Gaza : le sort des otages détenus par le Hamas, enjeu clé dans la suite des affrontements israélo-palestiniens

Des milliers de personnes assistant à une veillée lors d’un rassemblement « New York se tient aux côtés d’Israël », à New York aux États-Unis, le 10 octobre 2023.
SPENCER PLATT / Getty Images via AFP Des milliers de personnes assistant à une veillée lors d’un rassemblement « New York se tient aux côtés d’Israël », à New York aux États-Unis, le 10 octobre 2023.

MOYEN-ORIENT - Au cinquième jour de la reprise sanglante du conflit israélo-palestinien, qui a déjà fait plus de 3 600 morts au total dans les deux camps, le sort d’environ 150 otages, selon l’armée, parmi lesquels figurent des étrangers et des binationaux, demeure en suspens et leur avenir paraît très peu optimiste.

Le Hamas, qui contrôle depuis 2007 la bande de Gaza, menace en effet d’exécuter ces otages enlevés en Israël, parmi lesquels des enfants, des femmes, des personnes âgées, ainsi que des jeunes capturés pendant une rave party au cours de laquelle 250 personnes ont aussi été massacrées. En outre, de nombreux ressortissants étrangers sont toujours portés disparus, parmi lesquels une vingtaine de Français, potentiellement eux aussi devenus otages.

Mercredi 11 octobre, la Première ministre Élisabeth Borne a indiqué que 18 Français restent portés disparus, dont « plusieurs enfants (...) probablement enlevés » par le Hamas. Joe Biden a lui confirmé mardi que des otages avaient la nationalité américaine. Quatorze otages thaïlandais, deux Mexicains ainsi que plusieurs Allemands ayant la double nationalité ont aussi été recensés.

Que vont-ils devenir alors que le conflit risque de gagner en intensité avec un possible assaut terrestre de l’armée israélienne dans la bande de Gaza ?

Il est « trop tôt » pour discuter d’un éventuel échange de prisonniers entre Israël et le Hamas, a affirmé mardi le Qatar, alors que depuis leur capture, déjà quatre des otages ont été tués dans les frappes israéliennes, selon le Hamas.

Le pays du Golfe a déjà servi dans le passé de médiateur entre les deux camps. « À l’heure actuelle, il est très difficile de dire qu’une partie peut se lancer dans une médiation. Je pense que nous avons besoin de voir l’évolution de la situation sur le terrain », a déclaré à des journalistes le porte-parole du ministère qatari des Affaires étrangères, Majed Al-Ansari.

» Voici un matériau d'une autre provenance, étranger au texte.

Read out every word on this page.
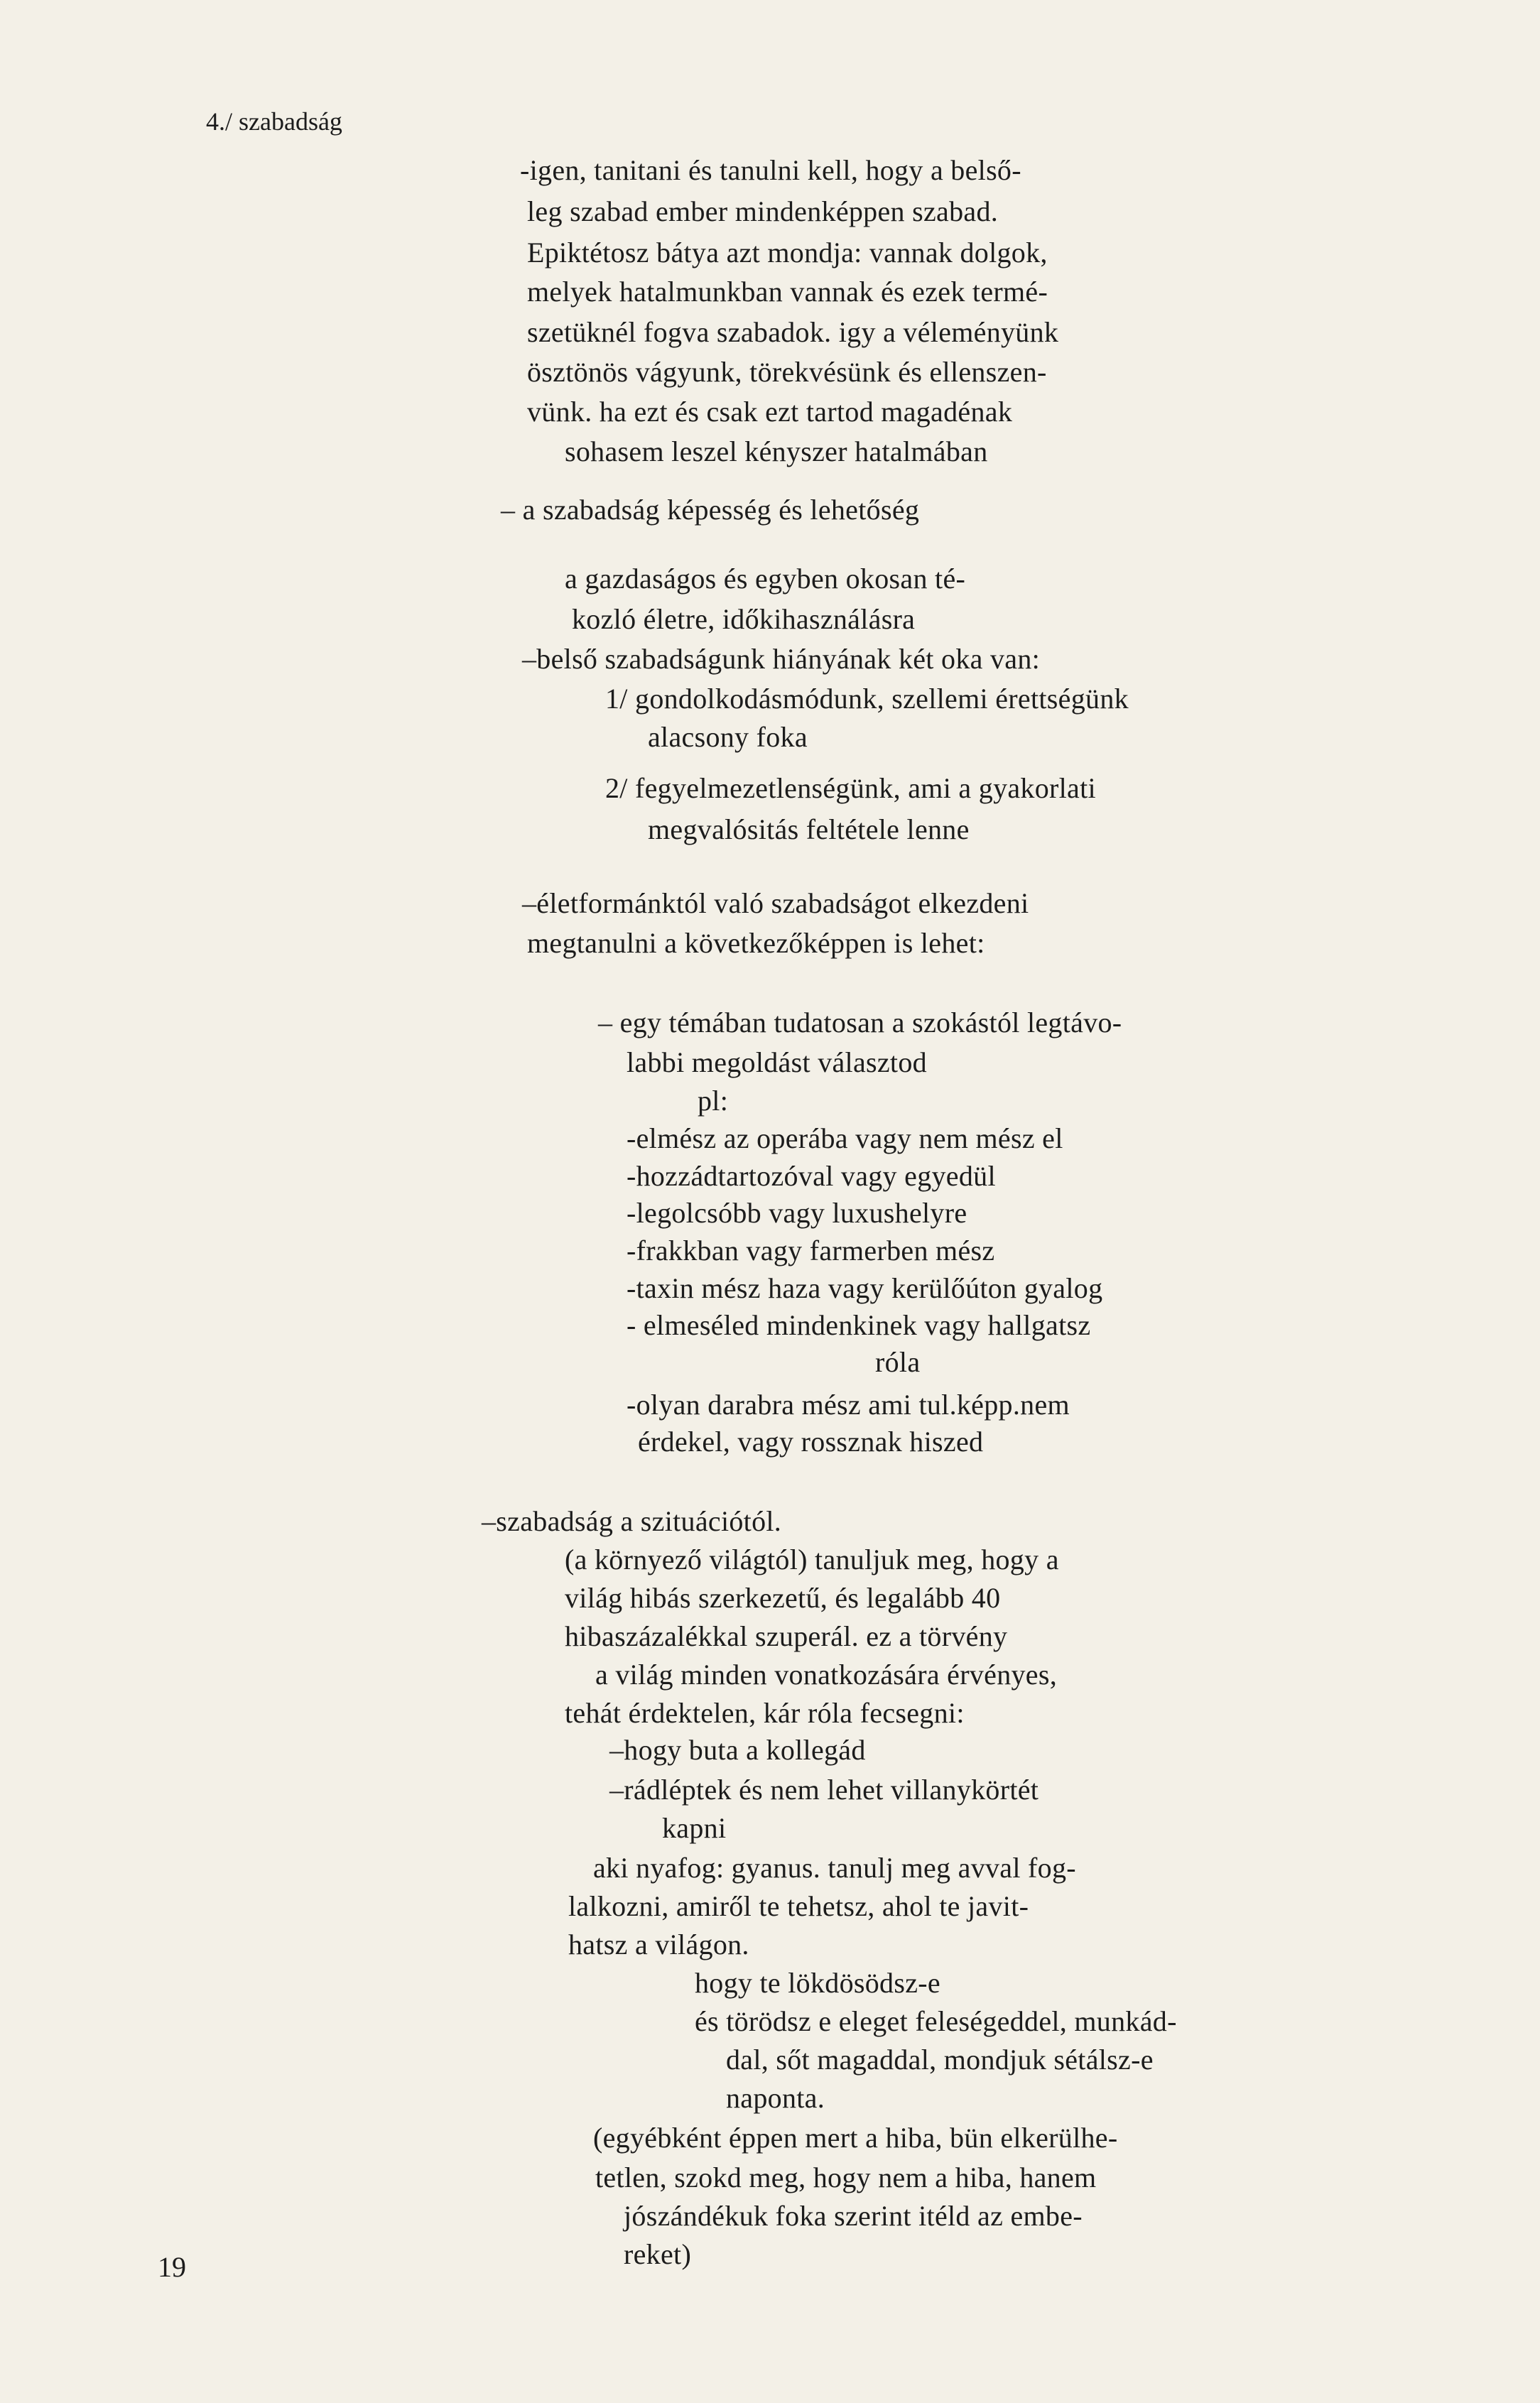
4./ szabadság
19
-igen, tanitani és tanulni kell, hogy a belső-
leg szabad ember mindenképpen szabad.
Epiktétosz bátya azt mondja: vannak dolgok,
melyek hatalmunkban vannak és ezek termé-
szetüknél fogva szabadok. igy a véleményünk
ösztönös vágyunk, törekvésünk és ellenszen-
vünk. ha ezt és csak ezt tartod magadénak
sohasem leszel kényszer hatalmában
– a szabadság képesség és lehetőség
a gazdaságos és egyben okosan té-
kozló életre, időkihasználásra
–belső szabadságunk hiányának két oka van:
1/ gondolkodásmódunk, szellemi érettségünk
alacsony foka
2/ fegyelmezetlenségünk, ami a gyakorlati
megvalósitás feltétele lenne
–életformánktól való szabadságot elkezdeni
megtanulni a következőképpen is lehet:
– egy témában tudatosan a szokástól legtávo-
labbi megoldást választod
pl:
-elmész az operába vagy nem mész el
-hozzádtartozóval vagy egyedül
-legolcsóbb vagy luxushelyre
-frakkban vagy farmerben mész
-taxin mész haza vagy kerülőúton gyalog
- elmeséled mindenkinek vagy hallgatsz
róla
-olyan darabra mész ami tul.képp.nem
érdekel, vagy rossznak hiszed
–szabadság a szituációtól.
(a környező világtól) tanuljuk meg, hogy a
világ hibás szerkezetű, és legalább 40
hibaszázalékkal szuperál. ez a törvény
a világ minden vonatkozására érvényes,
tehát érdektelen, kár róla fecsegni:
–hogy buta a kollegád
–rádléptek és nem lehet villanykörtét
kapni
aki nyafog: gyanus. tanulj meg avval fog-
lalkozni, amiről te tehetsz, ahol te javit-
hatsz a világon.
hogy te lökdösödsz-e
és törödsz e eleget feleségeddel, munkád-
dal, sőt magaddal, mondjuk sétálsz-e
naponta.
(egyébként éppen mert a hiba, bün elkerülhe-
tetlen, szokd meg, hogy nem a hiba, hanem
jószándékuk foka szerint itéld az embe-
reket)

« Une temporalité nouvelle »

Ce mercredi 11 octobre, l’Allemagne a appelé le Qatar, avec d’autres pays du Moyen-Orient, à jouer un rôle actif dans les tentatives de libération des otages. Ces acteurs, « y compris le Qatar, doivent jouer un rôle important car ils disposent de canaux de communication que nous n’avons pas », a souligné la ministre des Affaires étrangères allemande Annalena Baerbock devant le Bundestag.

Lors d’un entretien téléphonique avec le ministre israélien des Affaires étrangères, Eli Cohen, Antony Blinken a lui « réaffirmé (les) efforts (américains) pour obtenir la libération immédiate de tous les otages », alors que des familles de citoyens américains, probablement détenus dans la bande de Gaza, ont demandé à l’administration Biden de les aider à ramener leurs proches sains et saufs.

Sur les réseaux sociaux, les images de ces otages jouent aussi un rôle majeur. Le Hamas n’a pas hésité à partager très rapidement des vidéos extrêmes de ses otages pour semer un peu plus la terreur et l’effroi : assassinats, enlèvements, humiliations… À l’inverse, les portraits de dizaines de personnes ont été partagés en masse par des internautes israéliens accompagnés de numéros de téléphone pour tenter de les retrouver.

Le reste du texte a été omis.